Un enseignant prié de ne pas dévoiler son homosexualité en classe

20/08/14 à 11:56 - Mise à jour à 11:56

Source: Le Vif

Lors de son entretien d'embauche dans une école primaire bruxelloise néerlandophone, David Degreef, un enseignant de primaire de 31 ans, s'est entendu déconseiller de dévoiler son orientation sexuelle à ses élèves. L'histoire du jeune professeur, qui a refusé le poste, soulève de nombreuses réactions.

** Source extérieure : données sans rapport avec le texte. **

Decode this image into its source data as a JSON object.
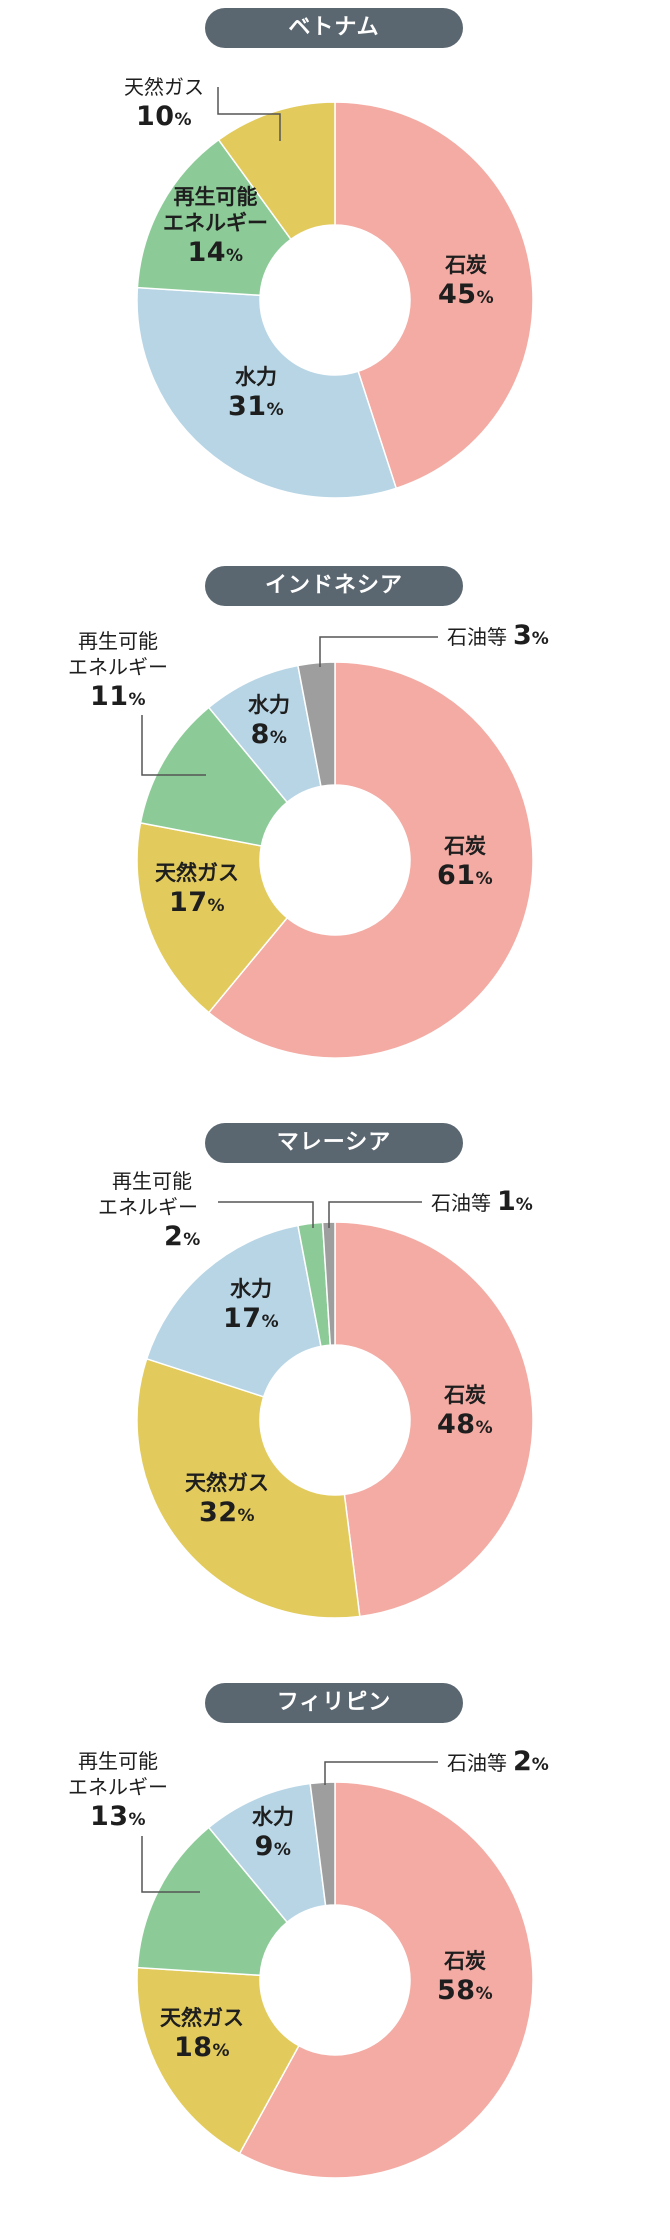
{
  "percent_sign": "%",
  "chart_data": [
    {
      "type": "pie",
      "title": "ベトナム",
      "categories": [
        "石炭",
        "水力",
        "再生可能エネルギー",
        "天然ガス"
      ],
      "values": [
        45,
        31,
        14,
        10
      ],
      "colors": [
        "#f3aba3",
        "#b7d5e5",
        "#8ccb97",
        "#e2cb5c"
      ],
      "labels": {
        "coal": {
          "name": "石炭",
          "value": "45"
        },
        "hydro": {
          "name": "水力",
          "value": "31"
        },
        "renew": {
          "name1": "再生可能",
          "name2": "エネルギー",
          "value": "14"
        },
        "gas": {
          "name": "天然ガス",
          "value": "10"
        }
      }
    },
    {
      "type": "pie",
      "title": "インドネシア",
      "categories": [
        "石炭",
        "天然ガス",
        "再生可能エネルギー",
        "水力",
        "石油等"
      ],
      "values": [
        61,
        17,
        11,
        8,
        3
      ],
      "colors": [
        "#f3aba3",
        "#e2cb5c",
        "#8ccb97",
        "#b7d5e5",
        "#9e9e9e"
      ],
      "labels": {
        "coal": {
          "name": "石炭",
          "value": "61"
        },
        "gas": {
          "name": "天然ガス",
          "value": "17"
        },
        "renew": {
          "name1": "再生可能",
          "name2": "エネルギー",
          "value": "11"
        },
        "hydro": {
          "name": "水力",
          "value": "8"
        },
        "oil": {
          "name": "石油等",
          "value": "3"
        }
      }
    },
    {
      "type": "pie",
      "title": "マレーシア",
      "categories": [
        "石炭",
        "天然ガス",
        "水力",
        "再生可能エネルギー",
        "石油等"
      ],
      "values": [
        48,
        32,
        17,
        2,
        1
      ],
      "colors": [
        "#f3aba3",
        "#e2cb5c",
        "#b7d5e5",
        "#8ccb97",
        "#9e9e9e"
      ],
      "labels": {
        "coal": {
          "name": "石炭",
          "value": "48"
        },
        "gas": {
          "name": "天然ガス",
          "value": "32"
        },
        "hydro": {
          "name": "水力",
          "value": "17"
        },
        "renew": {
          "name1": "再生可能",
          "name2": "エネルギー",
          "value": "2"
        },
        "oil": {
          "name": "石油等",
          "value": "1"
        }
      }
    },
    {
      "type": "pie",
      "title": "フィリピン",
      "categories": [
        "石炭",
        "天然ガス",
        "再生可能エネルギー",
        "水力",
        "石油等"
      ],
      "values": [
        58,
        18,
        13,
        9,
        2
      ],
      "colors": [
        "#f3aba3",
        "#e2cb5c",
        "#8ccb97",
        "#b7d5e5",
        "#9e9e9e"
      ],
      "labels": {
        "coal": {
          "name": "石炭",
          "value": "58"
        },
        "gas": {
          "name": "天然ガス",
          "value": "18"
        },
        "renew": {
          "name1": "再生可能",
          "name2": "エネルギー",
          "value": "13"
        },
        "hydro": {
          "name": "水力",
          "value": "9"
        },
        "oil": {
          "name": "石油等",
          "value": "2"
        }
      }
    }
  ]
}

Un enseignant prié de ne pas dévoiler son homosexualité en classe

© iStock

Ainsi, Charles Huygens, le directeur général de l'instruction publique de la Ville de Bruxelles, s'est montré très étonné par la réaction du candidat. "Aucune discrimination, quelle qu'elle soit, n'est tolérée à la Ville de Bruxelles. Le chef d'établissement a simplement rappelé au candidat son devoir de réserve et sa neutralité. Celle-ci concerne autant l'orientation sexuelle, conviction politique ou religieuse" a-t-il fait savoir dans un communiqué cité par La Libre Belgique.

Interrogé par nos confrères de Knack, David Degreef a exprimé son désaccord à l'égard des déclarations du directeur général. "Je suis d'accord qu'un professeur doit faire preuve de neutralité, mais qu'est-ce que cela signifie ?" se demande l'enseignant. "Il me semble évident qu'il ne parle pas de ses préférences politiques ou religieuses. Mais là, il s'agit de choix. L'orientation sexuelle n'est pas un choix. Je ne peux pas me changer. Je suis né homosexuel, même si alors je m'en rendais évidemment pas compte".

Lieven Boeve, le directeur général du secrétariat flamand pour l'enseignement catholique, et Raymonda Verdyck, administratrice déléguée de l'enseignement de la communauté flamande (GO), ont exprimé leur soutien à l'égard du jeune enseignant. "Qu'on aime les hommes ou les femmes n'a aucun rapport avec la neutralité" a affirmé Verdyck.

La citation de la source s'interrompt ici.